Avant même l’échec des négociations, les pays développés avaient fait part de leur réticence à offrir de grosses sommes d’argent.

Les gouvernements européens, dont l’Allemagne et les Pays-Bas, ont réduit leurs budgets d’aide à l’étranger au cours de l’année écoulée, tandis que la France et le Royaume-Uni réduisent également leurs dépenses.

Selon l’Organisation de coopération et de développement économiques (OCDE), les fonds publics consacrés à la conservation de la nature à l’étranger sont tombés à 3,8 milliards de dollars en 2022, contre 4,6 milliards de dollars en 2015.

Lors de la COP16, le secrétaire général des Nations unies, Antonio Guterres, a exigé que les pays apportent de nouvelles contributions significatives au Fonds-cadre mondial pour la biodiversité.

La réponse a été mitigée. Les pays présents à la COP16 se sont engagés à verser 163 millions de dollars au fonds, ce qui porte le total des contributions à environ 400 millions de dollars, ce qui est loin de constituer une contribution majeure à l’objectif de 30 milliards de dollars fixé pour les pays d’ici à 2030.

« L’argent public est déjà utilisé autant que possible », a déclaré Florika Fink-Hooijer, directrice générale de l’environnement de l’Union européenne, aux journalistes présents au sommet.

« Nous devons maintenant chercher d’autres sources de financement ».

L’argent privé

Lorsqu’il s’est agi de s’attaquer aux capitaux privés, les délégués présents au sommet de la COP16 ont approuvé un plan visant à faire payer les entreprises pharmaceutiques et autres pour leur utilisation d’informations génétiques dans la recherche et le développement de nouveaux produits commerciaux.

Un porte-parole d’AstraZeneca a déclaré dans un communiqué que l’entreprise s’alignait sur les préoccupations d’une association industrielle, selon laquelle les paiements pour l’utilisation d’informations génétiques pourraient étouffer l’innovation, retarder les efforts de recherche et de développement et créer une incertitude juridique.

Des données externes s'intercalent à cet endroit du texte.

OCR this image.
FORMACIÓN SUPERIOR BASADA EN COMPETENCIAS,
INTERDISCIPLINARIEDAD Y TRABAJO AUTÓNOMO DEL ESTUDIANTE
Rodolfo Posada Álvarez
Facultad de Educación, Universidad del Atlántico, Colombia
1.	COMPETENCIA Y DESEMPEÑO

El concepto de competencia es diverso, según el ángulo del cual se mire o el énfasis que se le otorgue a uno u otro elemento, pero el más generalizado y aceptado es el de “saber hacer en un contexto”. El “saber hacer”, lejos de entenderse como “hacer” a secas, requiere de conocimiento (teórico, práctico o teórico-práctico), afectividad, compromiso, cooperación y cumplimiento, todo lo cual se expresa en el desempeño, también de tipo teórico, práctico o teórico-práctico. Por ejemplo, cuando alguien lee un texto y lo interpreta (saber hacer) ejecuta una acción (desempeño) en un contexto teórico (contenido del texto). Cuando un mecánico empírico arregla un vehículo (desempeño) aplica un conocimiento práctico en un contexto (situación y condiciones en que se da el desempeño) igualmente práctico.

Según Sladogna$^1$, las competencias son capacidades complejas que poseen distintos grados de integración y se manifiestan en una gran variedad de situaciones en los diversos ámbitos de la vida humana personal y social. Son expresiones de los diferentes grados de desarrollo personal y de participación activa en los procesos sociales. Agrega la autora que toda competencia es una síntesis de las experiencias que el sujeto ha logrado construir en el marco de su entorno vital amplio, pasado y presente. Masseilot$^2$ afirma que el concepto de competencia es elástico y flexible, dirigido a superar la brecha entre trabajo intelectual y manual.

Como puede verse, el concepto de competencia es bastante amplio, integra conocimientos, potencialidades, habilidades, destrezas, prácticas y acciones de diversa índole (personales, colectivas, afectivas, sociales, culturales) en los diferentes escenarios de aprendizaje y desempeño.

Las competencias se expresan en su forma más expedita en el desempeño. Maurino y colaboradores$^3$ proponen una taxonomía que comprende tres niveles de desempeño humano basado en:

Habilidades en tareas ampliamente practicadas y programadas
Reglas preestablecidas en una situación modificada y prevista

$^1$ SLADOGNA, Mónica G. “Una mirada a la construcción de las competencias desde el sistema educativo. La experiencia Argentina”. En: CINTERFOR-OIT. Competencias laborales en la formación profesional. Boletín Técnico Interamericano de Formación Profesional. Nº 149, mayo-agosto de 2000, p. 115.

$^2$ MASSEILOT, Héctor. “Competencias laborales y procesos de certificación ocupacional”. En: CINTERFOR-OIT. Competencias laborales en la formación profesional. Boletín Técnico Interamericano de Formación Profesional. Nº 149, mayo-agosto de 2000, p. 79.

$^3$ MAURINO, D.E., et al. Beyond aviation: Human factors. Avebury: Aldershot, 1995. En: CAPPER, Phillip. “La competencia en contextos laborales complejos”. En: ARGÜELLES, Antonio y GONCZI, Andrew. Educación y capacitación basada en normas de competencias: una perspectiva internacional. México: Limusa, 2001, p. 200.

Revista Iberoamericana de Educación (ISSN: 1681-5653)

Les experts estiment que le plan pourrait générer environ 1 milliard de dollars par an.

Cela ne couvre pas encore les milliards nécessaires pour stopper l’effondrement des écosystèmes, tels que la forêt amazonienne ou les récifs coralliens. Selon Marcos Neto, directeur de la politique mondiale au Programme des Nations unies pour le développement, le monde devra trouver des moyens d’attirer les investissements privés dans des projets respectueux de la nature.

Parmi ces outils figurent les obligations vertes ou les échanges dette-nature, qui permettent aux pays de refinancer leur dette à des taux d’intérêt plus bas afin de consacrer les économies réalisées à la protection de la nature. Le Forum économique mondial estime que les échanges dette-nature pourraient générer 100 milliards de dollars de financement pour la nature.